Lauren Alaina singles chronology
| "What Ifs" (2017) | "Doin' Fine" (2017) | "Ladies in the '90s" (2018) |

Music videos
- "Doin' Fine" on YouTube
- "Doin' Fine" (Lyric video) on YouTube

= Doin' Fine =

"Doin' Fine" is a song recorded by American country music singer Lauren Alaina for her second studio album, Road Less Traveled (2017). Inspired by her parents' divorce, Alaina co-wrote the "semi-autobiographical" song with Emily Shackelton and the record's producer, busbee. It was released to American country radio May 22, 2017 as the album's third and final single.

==Content==
"Doin' Fine" is an autobiographical song that details the hardships faced by Alaina over the five years between the release of her first album and the recording of her second, including her father's alcoholism and her parents' divorce. The song's chorus addresses the process of overcoming these difficulties and learning to accept life's "crazy" moments. In writing the song, Alaina sought to be "brutally honest" about the events of her life, and requested her parents' permission to share their story.
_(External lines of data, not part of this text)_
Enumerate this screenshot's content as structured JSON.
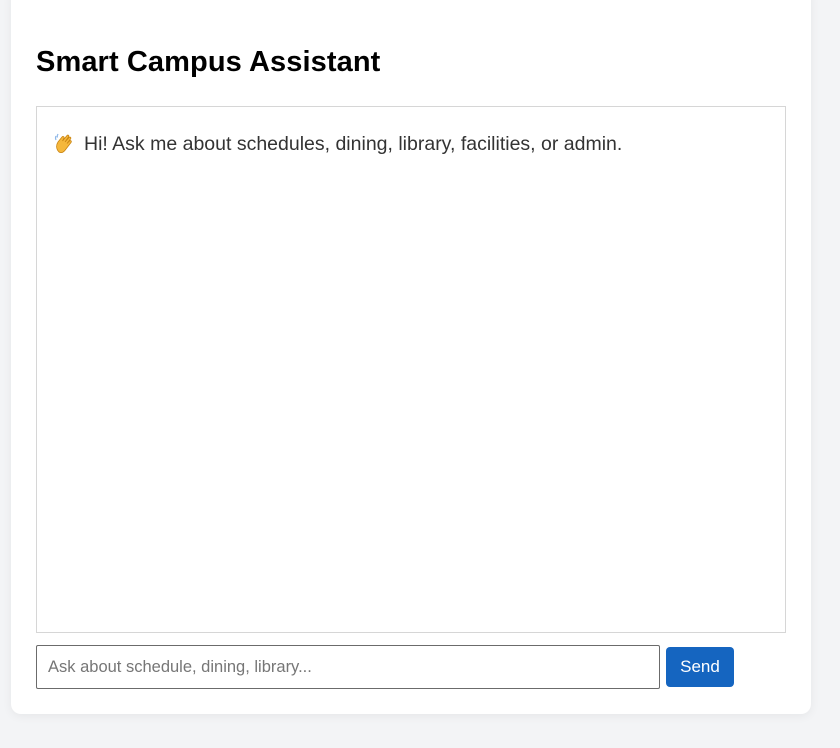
{
  "app": {
    "title": "Smart Campus Assistant"
  },
  "chat": {
    "messages": [
      {
        "icon": "waving-hand-icon",
        "text": "Hi! Ask me about schedules, dining, library, facilities, or admin."
      }
    ]
  },
  "input": {
    "value": "",
    "placeholder": "Ask about schedule, dining, library..."
  },
  "send": {
    "label": "Send"
  },
  "colors": {
    "background": "#f3f4f6",
    "card": "#ffffff",
    "accent": "#1565c0",
    "text": "#333333"
  }
}
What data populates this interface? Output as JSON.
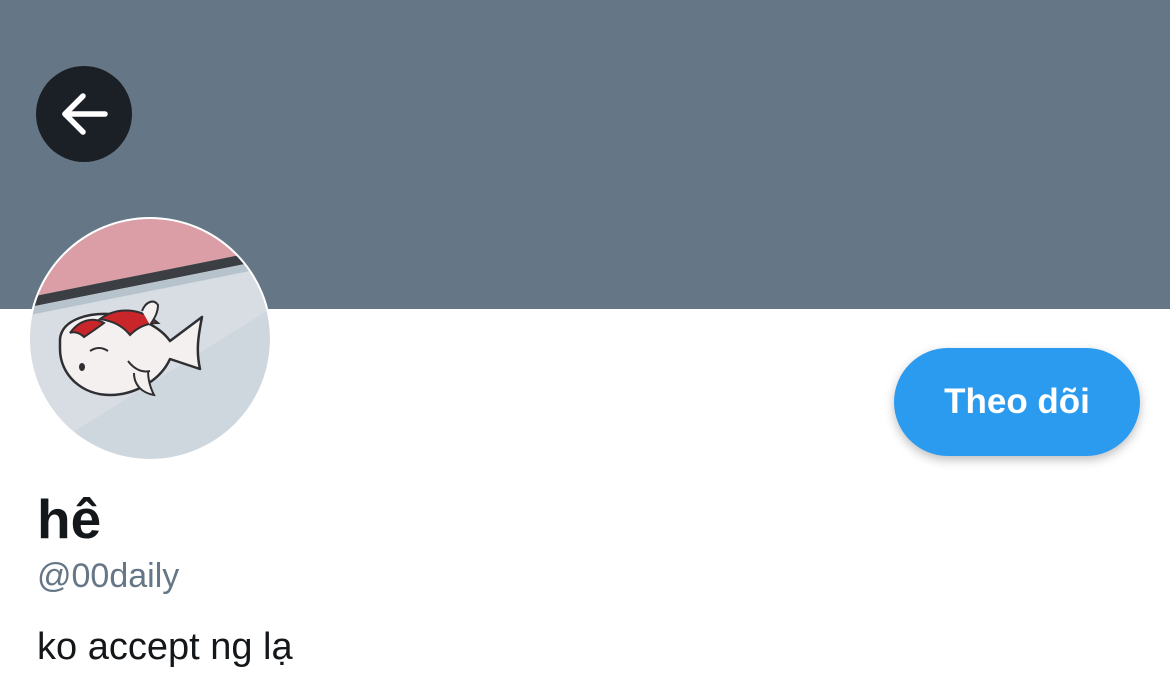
{
  "colors": {
    "banner": "#657786",
    "back_button": "#1b2026",
    "follow_button": "#2b9bf0",
    "handle_text": "#657786"
  },
  "header": {
    "back_icon": "arrow-left-icon"
  },
  "profile": {
    "display_name": "hê",
    "handle": "@00daily",
    "bio": "ko accept ng lạ",
    "follow_label": "Theo dõi"
  }
}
Billy Dukes of Taste of Country described the song as a "straight-forward pop-country song," but with "more depth and certainly more vocal power" than most contemporary radio songs. Critics also noted the song's thematic similarity to previous single "Road Less Traveled". Alaina sang the song along with “What Ifs” at the 2018 ACM awards in which she won New Female Vocalist of the Year.

==Critical reception==
Billy Dukes of Taste of Country wrote that "Doin' Fine" has "no sharp edges to turn off radio programmers", and complimented the song's lyrical depth and vocal performance.

==Chart performance==
"Doin' Fine" debuted at number 59 on the Billboard Country Airplay chart dated June 17, 2017. After leaving the chart for 10 weeks, the song re-entered at number 57 on the chart dated August 26, 2017. It has since reached a peak position of 27. On the week of February 10, 2018, the song debuted at number 50 on the Hot Country Songs chart.

==Music video==
An official lyric video for the song premiered July 28, 2017. It begins with Alaina writing in a journal and goes on to showcases people going through various struggles, while the lyrics are superimposed in a purportedly handwritten font. "This song isn't just about my story," Alaina wrote in a social media post announcing the video, "It’s for all our stories."
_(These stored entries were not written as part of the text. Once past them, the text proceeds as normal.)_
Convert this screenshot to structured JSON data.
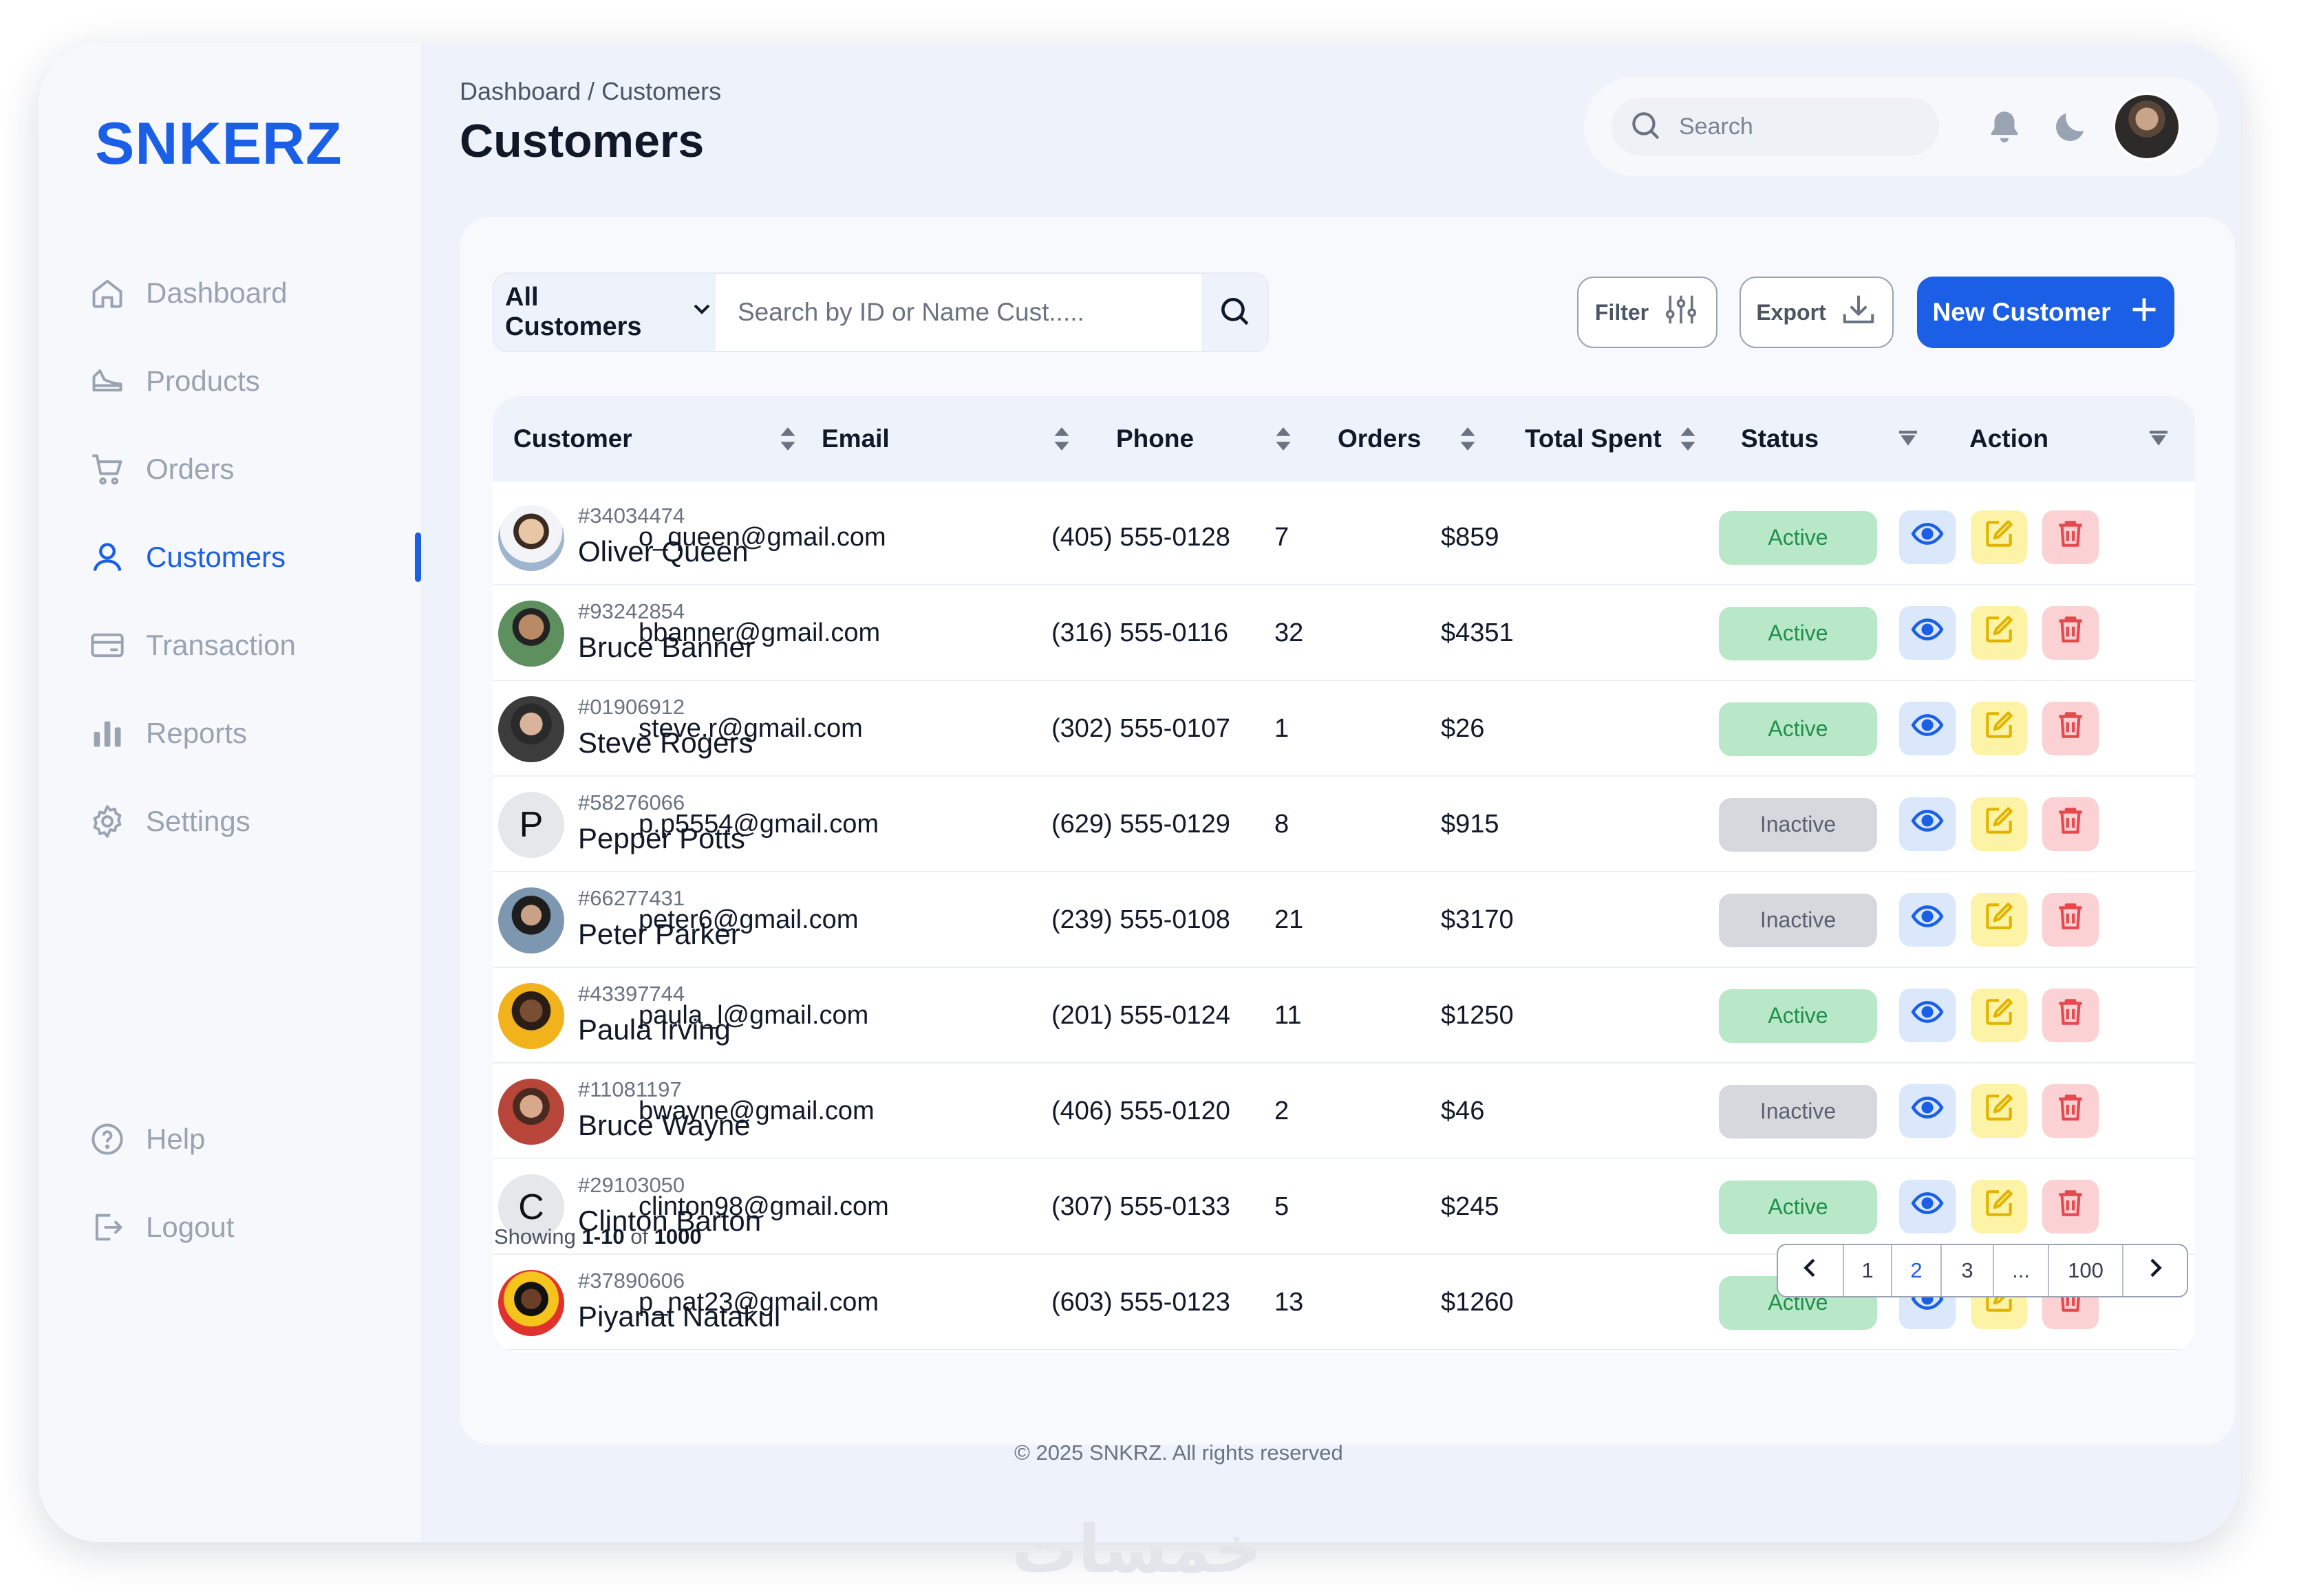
{
  "brand": "SNKERZ",
  "sidebar": {
    "items": [
      {
        "label": "Dashboard",
        "icon": "home-icon"
      },
      {
        "label": "Products",
        "icon": "sneaker-icon"
      },
      {
        "label": "Orders",
        "icon": "cart-icon"
      },
      {
        "label": "Customers",
        "icon": "user-icon",
        "active": true
      },
      {
        "label": "Transaction",
        "icon": "card-icon"
      },
      {
        "label": "Reports",
        "icon": "bar-chart-icon"
      },
      {
        "label": "Settings",
        "icon": "gear-icon"
      }
    ],
    "bottom": [
      {
        "label": "Help",
        "icon": "help-icon"
      },
      {
        "label": "Logout",
        "icon": "logout-icon"
      }
    ]
  },
  "header": {
    "breadcrumb": "Dashboard / Customers",
    "title": "Customers",
    "search_placeholder": "Search"
  },
  "toolbar": {
    "segment": "All Customers",
    "search_placeholder": "Search by ID or Name Cust.....",
    "filter_label": "Filter",
    "export_label": "Export",
    "new_label": "New Customer"
  },
  "table": {
    "columns": [
      "Customer",
      "Email",
      "Phone",
      "Orders",
      "Total Spent",
      "Status",
      "Action"
    ],
    "rows": [
      {
        "id": "#34034474",
        "name": "Oliver Queen",
        "email": "o_queen@gmail.com",
        "phone": "(405) 555-0128",
        "orders": "7",
        "spent": "$859",
        "status": "Active"
      },
      {
        "id": "#93242854",
        "name": "Bruce Banner",
        "email": "bbanner@gmail.com",
        "phone": "(316) 555-0116",
        "orders": "32",
        "spent": "$4351",
        "status": "Active"
      },
      {
        "id": "#01906912",
        "name": "Steve Rogers",
        "email": "steve.r@gmail.com",
        "phone": "(302) 555-0107",
        "orders": "1",
        "spent": "$26",
        "status": "Active"
      },
      {
        "id": "#58276066",
        "name": "Pepper Potts",
        "email": "p.p5554@gmail.com",
        "phone": "(629) 555-0129",
        "orders": "8",
        "spent": "$915",
        "status": "Inactive",
        "initial": "P"
      },
      {
        "id": "#66277431",
        "name": "Peter Parker",
        "email": "peter6@gmail.com",
        "phone": "(239) 555-0108",
        "orders": "21",
        "spent": "$3170",
        "status": "Inactive"
      },
      {
        "id": "#43397744",
        "name": "Paula Irving",
        "email": "paula_l@gmail.com",
        "phone": "(201) 555-0124",
        "orders": "11",
        "spent": "$1250",
        "status": "Active"
      },
      {
        "id": "#11081197",
        "name": "Bruce Wayne",
        "email": "bwayne@gmail.com",
        "phone": "(406) 555-0120",
        "orders": "2",
        "spent": "$46",
        "status": "Inactive"
      },
      {
        "id": "#29103050",
        "name": "Clinton Barton",
        "email": "clinton98@gmail.com",
        "phone": "(307) 555-0133",
        "orders": "5",
        "spent": "$245",
        "status": "Active",
        "initial": "C"
      },
      {
        "id": "#37890606",
        "name": "Piyanat Natakul",
        "email": "p_nat23@gmail.com",
        "phone": "(603) 555-0123",
        "orders": "13",
        "spent": "$1260",
        "status": "Active"
      }
    ]
  },
  "pagination": {
    "showing_prefix": "Showing ",
    "range": "1-10",
    "of": " of ",
    "total": "1000",
    "pages": [
      "1",
      "2",
      "3",
      "...",
      "100"
    ],
    "current": "2"
  },
  "footer": "© 2025 SNKRZ. All rights reserved",
  "watermark": "خمسات",
  "colors": {
    "accent": "#1a5fe6",
    "active_bg": "#b9e8c8",
    "inactive_bg": "#d6d8dd"
  }
}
The official music video for the song premiered September 27, 2017. It features Alaina in multiple appearances, demonstrating the varying emotions accompanying the hardships that the song describes. It was nominated for a CMT award in 2018 for "Female Video of the Year".

==Charts==

===Weekly charts===

| Chart (2017–2018) | Peak position |
|---|---|
| US Country Airplay (Billboard) | 27 |
| US Hot Country Songs (Billboard) | 34 |

===Year-end charts===

| Chart (2018) | Position |
|---|---|
| US Hot Country Songs (Billboard) | 95 |

== Certifications ==

| Region | Certification | Certified units/sales |
| United States (RIAA) | Gold | 500,000^{‡} |
^{‡} Sales+streaming figures based on certification alone.